Jump to content

Connect SuperML | Leeroopedia MCP: Equip your AI agents with best practices, code verification, and debugging knowledge. Powered by Leeroo — building Organizational Superintelligence. Contact us at founders@leeroo.com.

Implementation:Triton inference server Server Model Analyzer Profile

From Leeroopedia
Field Value
Page Type Implementation
Title Model_Analyzer_Profile
Namespace Triton_inference_server_Server
Domains Performance, Model_Serving, Optimization
External Dependencies triton-model-analyzer pip package, wkhtmltopdf (for report generation), perf_analyzer (used internally by Model Analyzer)
Last Updated 2026-02-13 17:00 GMT

Overview

Concrete CLI for automated model configuration profiling using Triton Model Analyzer. This tool automates the process of generating configuration variants, deploying each on Triton, benchmarking with Perf Analyzer, and collecting performance metrics into a structured checkpoint for later analysis.

Description

Model Analyzer's profile subcommand orchestrates the full profiling workflow. It manages the Triton server lifecycle (launching, loading model configs, shutting down), invokes Perf Analyzer for each configuration variant, and stores results in a checkpoint directory.
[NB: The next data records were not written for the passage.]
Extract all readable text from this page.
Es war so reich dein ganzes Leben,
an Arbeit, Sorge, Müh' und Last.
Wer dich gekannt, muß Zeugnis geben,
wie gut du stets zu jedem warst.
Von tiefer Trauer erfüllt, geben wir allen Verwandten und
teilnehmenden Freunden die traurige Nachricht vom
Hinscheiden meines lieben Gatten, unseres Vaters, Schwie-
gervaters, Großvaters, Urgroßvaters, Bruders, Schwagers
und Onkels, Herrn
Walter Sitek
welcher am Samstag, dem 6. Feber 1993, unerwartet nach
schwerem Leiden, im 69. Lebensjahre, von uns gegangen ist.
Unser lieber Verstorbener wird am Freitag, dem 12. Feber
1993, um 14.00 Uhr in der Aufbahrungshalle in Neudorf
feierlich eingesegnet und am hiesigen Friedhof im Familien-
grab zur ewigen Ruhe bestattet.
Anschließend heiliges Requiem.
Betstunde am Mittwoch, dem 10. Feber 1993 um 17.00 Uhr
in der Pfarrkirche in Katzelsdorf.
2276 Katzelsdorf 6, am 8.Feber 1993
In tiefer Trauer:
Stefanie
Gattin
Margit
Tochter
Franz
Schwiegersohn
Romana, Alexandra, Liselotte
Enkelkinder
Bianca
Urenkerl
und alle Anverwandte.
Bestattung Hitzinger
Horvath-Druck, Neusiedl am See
The tool supports multiple Triton launch modes:

  • local -- Model Analyzer starts and manages a local Triton process directly
  • docker -- Model Analyzer launches Triton inside a Docker container
  • remote -- Model Analyzer connects to an already-running Triton instance
  • c_api -- Model Analyzer uses the Triton C API for in-process inference (lowest overhead)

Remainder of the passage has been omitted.